Romey's death creates a media circus. Bible-quoting US Attorney "Reverend" Foltrigg (Tommy Lee Jones), who has ambitions to run for Governor, and a gaggle of FBI agents descend on Memphis to interrogate Mark, hoping that Romey revealed to him the location of the dead body. The mob sends in an intimidation team to ensure that Mark stays silent. Realizing that he is in over his head, Mark hires lawyer Reggie Love (Susan Sarandon), a fledgling neophyte just building her career after a bitter divorce. Reggie finds herself in the role of lawyer, protector, and advisor to a young boy who is forced to grow up in a hurry, with threats on all sides.

Directed by Joel Schumacher, The Client is another of the high quality John Grisham novel adaptations that were popular in the 1990s. A legal drama with hardly any courtroom scenes, the film does suffer from a few of the usual ailments, including supposedly ruthless bad guys who become incredibly incompetent at key moments. But overall, this is a slick dramatic thriller with a compelling story, plenty of humanity and a southern setting dripping with the promise of menace and corruption, and Schumacher delivers a polished package in under two hours.

The Client benefits greatly from a glowing warm heart at its centre, where the bond between young Mark Sway and damaged lawyer Reggie Love is forged in common pain. With his own mother stranded at the bedside of his younger brother and both the FBI and the mob breathing down his neck, Mark needs a resourceful mother figure. And with her own children taken away from her in a bitter divorce battle, Reggie has a hole in her life where her kids used to be, and finds a case to help her rise above her own insecurities.

It's a credit to the film that their relationship is never smooth. Reggie and Mark argue more than they cooperate, as may be normal for any mother when her pre-teen is carving out his identity. But when they do join forces and work towards a common goal, often taking turns to goad the best out of each other, they become an effective team, solving a complex suicide mystery and more importantly helping each other heal. While there are plenty of scenes of mob plotting and legal sparring to keep the drama going, it's the tender connection between woman and child that elevates the film.

Another of The Client's plot strengths is the singular focus on the Romey suicide. Too often in legal thrillers, the initial mystery is followed by several more crimes that receive ridiculously scant attention. Here it is solely Romey's messy suicide that drives the entirety of the film. There are plenty of threats of more violence that could potentially befall Mark, and Foltrigg intimidates with all kinds of legal hassles if Mark and Reggie don't fully cooperate with his agenda.
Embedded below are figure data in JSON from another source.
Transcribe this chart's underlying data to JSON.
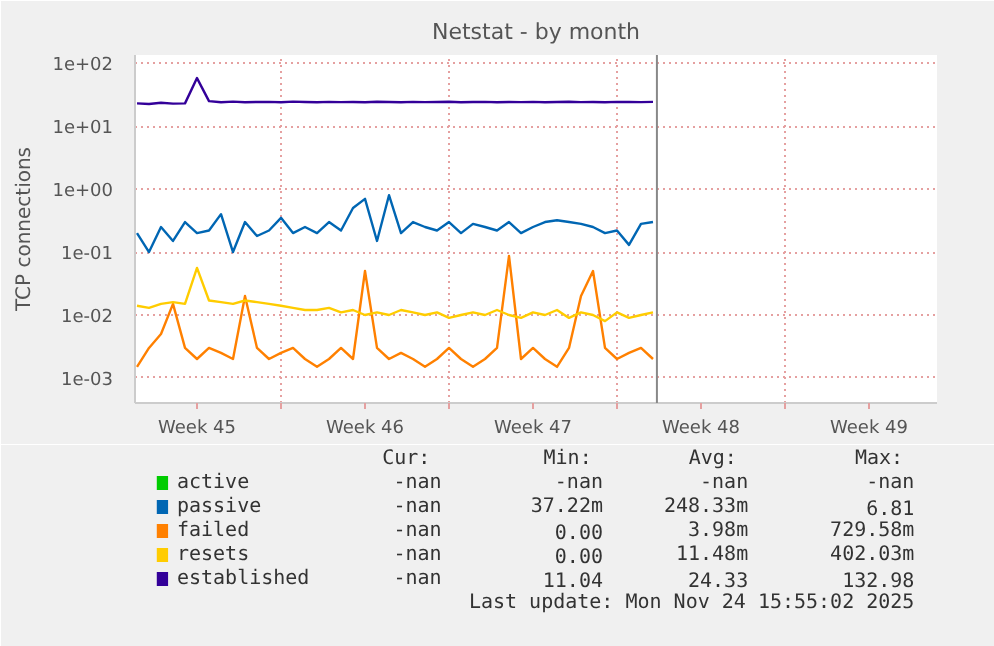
{
  "chart_data": {
    "type": "line",
    "title": "Netstat - by month",
    "ylabel": "TCP connections",
    "log": "y",
    "ylim": [
      0.0004,
      135
    ],
    "yticks": [
      {
        "value": 0.001,
        "label": "1e-03"
      },
      {
        "value": 0.01,
        "label": "1e-02"
      },
      {
        "value": 0.1,
        "label": "1e-01"
      },
      {
        "value": 1,
        "label": "1e+00"
      },
      {
        "value": 10,
        "label": "1e+01"
      },
      {
        "value": 100,
        "label": "1e+02"
      }
    ],
    "xlim": [
      "2025-11-02T22:00",
      "2025-12-06T08:00"
    ],
    "xticks": [
      {
        "value": "2025-11-05T12:00",
        "label": "Week 45"
      },
      {
        "value": "2025-11-09",
        "label": null
      },
      {
        "value": "2025-11-12T12:00",
        "label": "Week 46"
      },
      {
        "value": "2025-11-16",
        "label": null
      },
      {
        "value": "2025-11-19T12:00",
        "label": "Week 47"
      },
      {
        "value": "2025-11-23",
        "label": null
      },
      {
        "value": "2025-11-26T12:00",
        "label": "Week 48"
      },
      {
        "value": "2025-11-30",
        "label": null
      },
      {
        "value": "2025-12-03T12:00",
        "label": "Week 49"
      }
    ],
    "grid": true,
    "legend": "bottom",
    "ref_lines": [
      {
        "axis": "x",
        "value": "2025-11-24T15:55",
        "color": "#888888"
      }
    ],
    "x": [
      "2025-11-03T00:00",
      "2025-11-03T12:00",
      "2025-11-04T00:00",
      "2025-11-04T12:00",
      "2025-11-05T00:00",
      "2025-11-05T12:00",
      "2025-11-06T00:00",
      "2025-11-06T12:00",
      "2025-11-07T00:00",
      "2025-11-07T12:00",
      "2025-11-08T00:00",
      "2025-11-08T12:00",
      "2025-11-09T00:00",
      "2025-11-09T12:00",
      "2025-11-10T00:00",
      "2025-11-10T12:00",
      "2025-11-11T00:00",
      "2025-11-11T12:00",
      "2025-11-12T00:00",
      "2025-11-12T12:00",
      "2025-11-13T00:00",
      "2025-11-13T12:00",
      "2025-11-14T00:00",
      "2025-11-14T12:00",
      "2025-11-15T00:00",
      "2025-11-15T12:00",
      "2025-11-16T00:00",
      "2025-11-16T12:00",
      "2025-11-17T00:00",
      "2025-11-17T12:00",
      "2025-11-18T00:00",
      "2025-11-18T12:00",
      "2025-11-19T00:00",
      "2025-11-19T12:00",
      "2025-11-20T00:00",
      "2025-11-20T12:00",
      "2025-11-21T00:00",
      "2025-11-21T12:00",
      "2025-11-22T00:00",
      "2025-11-22T12:00",
      "2025-11-23T00:00",
      "2025-11-23T12:00",
      "2025-11-24T00:00",
      "2025-11-24T12:00"
    ],
    "series": [
      {
        "name": "active",
        "color": "#00cc00",
        "values": [
          null,
          null,
          null,
          null,
          null,
          null,
          null,
          null,
          null,
          null,
          null,
          null,
          null,
          null,
          null,
          null,
          null,
          null,
          null,
          null,
          null,
          null,
          null,
          null,
          null,
          null,
          null,
          null,
          null,
          null,
          null,
          null,
          null,
          null,
          null,
          null,
          null,
          null,
          null,
          null,
          null,
          null,
          null,
          null
        ]
      },
      {
        "name": "passive",
        "color": "#0066b3",
        "values": [
          0.2,
          0.1,
          0.25,
          0.15,
          0.3,
          0.2,
          0.22,
          0.4,
          0.1,
          0.3,
          0.18,
          0.22,
          0.35,
          0.2,
          0.25,
          0.2,
          0.3,
          0.22,
          0.5,
          0.7,
          0.15,
          0.8,
          0.2,
          0.3,
          0.25,
          0.22,
          0.3,
          0.2,
          0.28,
          0.25,
          0.22,
          0.3,
          0.2,
          0.25,
          0.3,
          0.32,
          0.3,
          0.28,
          0.25,
          0.2,
          0.22,
          0.13,
          0.28,
          0.3
        ]
      },
      {
        "name": "failed",
        "color": "#ff8000",
        "values": [
          0.0015,
          0.003,
          0.005,
          0.015,
          0.003,
          0.002,
          0.003,
          0.0025,
          0.002,
          0.02,
          0.003,
          0.002,
          0.0025,
          0.003,
          0.002,
          0.0015,
          0.002,
          0.003,
          0.002,
          0.05,
          0.003,
          0.002,
          0.0025,
          0.002,
          0.0015,
          0.002,
          0.003,
          0.002,
          0.0015,
          0.002,
          0.003,
          0.087,
          0.002,
          0.003,
          0.002,
          0.0015,
          0.003,
          0.02,
          0.05,
          0.003,
          0.002,
          0.0025,
          0.003,
          0.002
        ]
      },
      {
        "name": "resets",
        "color": "#ffcc00",
        "values": [
          0.014,
          0.013,
          0.015,
          0.016,
          0.015,
          0.056,
          0.017,
          0.016,
          0.015,
          0.017,
          0.016,
          0.015,
          0.014,
          0.013,
          0.012,
          0.012,
          0.013,
          0.011,
          0.012,
          0.01,
          0.011,
          0.01,
          0.012,
          0.011,
          0.01,
          0.011,
          0.009,
          0.01,
          0.011,
          0.01,
          0.012,
          0.01,
          0.009,
          0.011,
          0.01,
          0.012,
          0.009,
          0.011,
          0.01,
          0.008,
          0.011,
          0.009,
          0.01,
          0.011
        ]
      },
      {
        "name": "established",
        "color": "#330099",
        "values": [
          23,
          22.5,
          23.5,
          22.8,
          23,
          58,
          25,
          24,
          24.5,
          24,
          24.2,
          24.3,
          24,
          24.5,
          24.2,
          24,
          24.3,
          24.1,
          24.2,
          24,
          24.4,
          24.2,
          24,
          24.3,
          24.1,
          24.2,
          24.4,
          24,
          24.2,
          24.3,
          24,
          24.2,
          24.1,
          24.3,
          24,
          24.2,
          24.4,
          24.1,
          24.2,
          24,
          24.3,
          24.2,
          24.1,
          24.3
        ]
      }
    ],
    "annotations": [
      "Cur:",
      "Min:",
      "Avg:",
      "Max:",
      "-nan",
      "-nan",
      "-nan",
      "-nan",
      "-nan",
      "37.22m",
      "248.33m",
      "6.81",
      "-nan",
      "0.00",
      "3.98m",
      "729.58m",
      "-nan",
      "0.00",
      "11.48m",
      "402.03m",
      "-nan",
      "11.04",
      "24.33",
      "132.98",
      "Last update: Mon Nov 24 15:55:02 2025"
    ]
  }
}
But The Client starts and ends with the implications of Romey's suicide and the secret location of a dead body that he may or may not have imparted to Mark.

Susan Sarandon was nominated for the Best Actress Academy Award, and she is impeccable as Reggie, a fledgling but capable lawyer in the early stages of rebuilding the entirety of her life. Tommy Lee Jones as Foltrigg is a perfect foil, a wannabe politician willing to bend the rules as only politicians can to get his way as expeditiously as possible, and enjoying the act of ordering around his entourage of minions. The supporting cast includes J.T. Walsh as a local FBI agent trying to curry favour with Foltrigg, William H. Macy as the doctor looking after Ricky, and Anthony Edwards as Reggie's assistant.

Brad Renfro gives a most promising debut child actor performance, credibly portraying Mark Sway at the centre of the action from the opening scene through to the denouement. Not all of his scenes necessarily work, but there is more than enough on display to suggest that Renfro had an above average opportunity to succeed as an actor. He unfortunately slipped into a life of addition and crime and died from a drug overdose in 2008, aged 25. The Client has a bittersweet ending, but it's a lot less bitter than the real life tragedy of its young star.